Une question pour commencer. Statistiquement, quels sont majoritairement les statuts socioprofessionnels des parents des élèves qui réussissent à l’école ? La réponse est connue depuis longtemps grâce à de nombreuses études en sociologie de l’éducation. Ce sont les professions libérales, les cadres supérieurs, les dirigeants d’entreprises et les professionnels de l’éducation, c’est-à-dire les parents qui connaissent les règles explicites du fonctionnement scolaire sans méconnaître celles qui sont implicites. En conséquence, ces parents savent aider leur progéniture. Le fameux problème de la carte scolaire témoigne de cette réalité.
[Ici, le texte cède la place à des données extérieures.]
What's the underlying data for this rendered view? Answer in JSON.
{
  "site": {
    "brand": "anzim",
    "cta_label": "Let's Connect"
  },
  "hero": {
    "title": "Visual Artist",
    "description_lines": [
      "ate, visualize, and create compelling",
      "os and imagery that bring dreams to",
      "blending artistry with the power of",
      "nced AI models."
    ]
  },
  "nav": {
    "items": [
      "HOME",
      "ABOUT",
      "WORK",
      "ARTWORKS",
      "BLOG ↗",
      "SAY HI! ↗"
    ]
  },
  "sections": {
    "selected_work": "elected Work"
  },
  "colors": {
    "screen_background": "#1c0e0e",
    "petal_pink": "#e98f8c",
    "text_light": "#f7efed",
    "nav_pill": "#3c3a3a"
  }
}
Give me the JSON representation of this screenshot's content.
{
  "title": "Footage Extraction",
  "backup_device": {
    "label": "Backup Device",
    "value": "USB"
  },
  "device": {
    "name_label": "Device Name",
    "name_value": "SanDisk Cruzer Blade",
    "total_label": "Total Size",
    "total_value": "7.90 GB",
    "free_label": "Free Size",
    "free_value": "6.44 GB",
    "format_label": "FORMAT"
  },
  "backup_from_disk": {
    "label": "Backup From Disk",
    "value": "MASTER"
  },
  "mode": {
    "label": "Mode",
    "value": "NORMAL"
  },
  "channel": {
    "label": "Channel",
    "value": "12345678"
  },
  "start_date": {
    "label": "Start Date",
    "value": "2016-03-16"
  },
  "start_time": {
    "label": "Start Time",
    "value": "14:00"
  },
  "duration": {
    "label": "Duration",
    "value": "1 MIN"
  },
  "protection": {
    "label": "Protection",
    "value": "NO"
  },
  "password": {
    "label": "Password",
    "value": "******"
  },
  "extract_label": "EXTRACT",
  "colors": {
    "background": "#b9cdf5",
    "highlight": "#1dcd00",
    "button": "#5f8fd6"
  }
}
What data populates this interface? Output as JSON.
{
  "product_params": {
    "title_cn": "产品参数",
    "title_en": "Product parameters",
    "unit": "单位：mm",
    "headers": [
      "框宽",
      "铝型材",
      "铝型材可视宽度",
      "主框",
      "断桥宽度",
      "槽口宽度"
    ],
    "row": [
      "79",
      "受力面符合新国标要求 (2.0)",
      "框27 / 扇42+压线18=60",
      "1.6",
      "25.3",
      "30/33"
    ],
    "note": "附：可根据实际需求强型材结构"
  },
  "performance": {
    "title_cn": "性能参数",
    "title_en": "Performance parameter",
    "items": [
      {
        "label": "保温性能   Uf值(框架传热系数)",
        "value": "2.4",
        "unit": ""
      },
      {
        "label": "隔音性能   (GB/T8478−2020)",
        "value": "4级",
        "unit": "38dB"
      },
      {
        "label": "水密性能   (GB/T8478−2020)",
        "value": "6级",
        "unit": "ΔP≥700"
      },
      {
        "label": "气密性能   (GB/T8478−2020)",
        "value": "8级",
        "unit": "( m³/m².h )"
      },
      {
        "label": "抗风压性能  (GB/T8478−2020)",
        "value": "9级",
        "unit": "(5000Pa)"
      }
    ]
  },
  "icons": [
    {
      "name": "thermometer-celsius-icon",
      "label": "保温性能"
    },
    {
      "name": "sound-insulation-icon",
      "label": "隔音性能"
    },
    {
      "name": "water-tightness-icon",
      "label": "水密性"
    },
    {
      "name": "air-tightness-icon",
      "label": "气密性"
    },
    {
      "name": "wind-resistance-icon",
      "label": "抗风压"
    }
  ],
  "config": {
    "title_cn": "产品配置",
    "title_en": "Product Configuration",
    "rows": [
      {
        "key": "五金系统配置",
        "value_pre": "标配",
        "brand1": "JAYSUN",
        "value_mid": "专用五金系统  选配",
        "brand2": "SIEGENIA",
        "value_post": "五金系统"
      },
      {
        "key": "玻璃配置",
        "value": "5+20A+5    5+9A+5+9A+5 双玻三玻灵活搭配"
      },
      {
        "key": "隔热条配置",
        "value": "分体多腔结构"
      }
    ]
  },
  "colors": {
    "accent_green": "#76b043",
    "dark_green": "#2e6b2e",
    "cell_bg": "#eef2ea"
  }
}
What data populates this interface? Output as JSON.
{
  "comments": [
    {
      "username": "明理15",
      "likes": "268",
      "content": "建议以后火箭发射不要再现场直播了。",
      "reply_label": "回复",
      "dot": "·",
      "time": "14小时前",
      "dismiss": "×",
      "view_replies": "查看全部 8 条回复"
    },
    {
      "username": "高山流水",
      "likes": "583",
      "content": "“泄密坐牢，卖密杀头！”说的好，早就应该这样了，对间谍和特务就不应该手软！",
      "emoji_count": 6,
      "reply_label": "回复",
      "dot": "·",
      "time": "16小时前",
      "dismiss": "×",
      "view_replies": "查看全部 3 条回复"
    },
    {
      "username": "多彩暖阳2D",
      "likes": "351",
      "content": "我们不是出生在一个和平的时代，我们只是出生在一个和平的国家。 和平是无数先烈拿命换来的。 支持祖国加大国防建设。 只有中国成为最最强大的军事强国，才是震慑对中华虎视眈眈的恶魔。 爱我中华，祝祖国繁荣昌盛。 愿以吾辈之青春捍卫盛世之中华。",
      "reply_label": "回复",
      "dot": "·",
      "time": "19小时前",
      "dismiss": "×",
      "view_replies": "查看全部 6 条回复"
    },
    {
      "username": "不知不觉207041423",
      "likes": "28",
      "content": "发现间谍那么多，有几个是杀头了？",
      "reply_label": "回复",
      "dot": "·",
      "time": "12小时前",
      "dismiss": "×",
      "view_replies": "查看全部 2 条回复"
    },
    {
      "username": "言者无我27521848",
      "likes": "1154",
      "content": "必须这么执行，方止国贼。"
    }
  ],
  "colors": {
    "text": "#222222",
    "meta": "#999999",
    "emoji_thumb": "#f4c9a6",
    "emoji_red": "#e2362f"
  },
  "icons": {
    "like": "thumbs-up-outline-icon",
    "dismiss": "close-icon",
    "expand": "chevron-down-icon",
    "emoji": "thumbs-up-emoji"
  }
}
La fonction de l’école est de former les générations montantes mais aussi de sélectionner les futures élites nécessaires à la création, à la production et à la distribution des biens et des richesses. Si ce débat sur l’égalité des chances perdure, n’est-ce pas parce que ces élites financières, économiques ou culturelles ont du mal à accepter les changements qui atténueraient les écarts de situation, et en particulier celles qui concerneraient l’accès du plus grand nombre aux savoirs, à la maîtrise de compétences expertes et à de meilleures positions ? Dans les formations actuelles, fondées plus ou moins consciemment sur l’idée de compétition, l’égalité des chances entre les individus a donc toutes les chances de rester une virtualité, un concept illusoire qui mystifie les plus crédules.
A moins que... A moins que pour assurer l’égalité des chances, nous nous attelions tout d’abord à mieux comprendre les inégalités et leurs conséquences, comme le disent Serge Paugam et Bruno Palier dans leur dernier ouvrage, Repenser la solidarité au XXIe siècle, l’apport des sciences sociales (PUF) : « Pour réduire les inégalités, il faut d’abord bien les connaître et en faire l’inventaire. » C’est ici que ce débat sur l’égalité des chances dépasse largement celui de l’école car il embrasse toutes les dimensions de la société.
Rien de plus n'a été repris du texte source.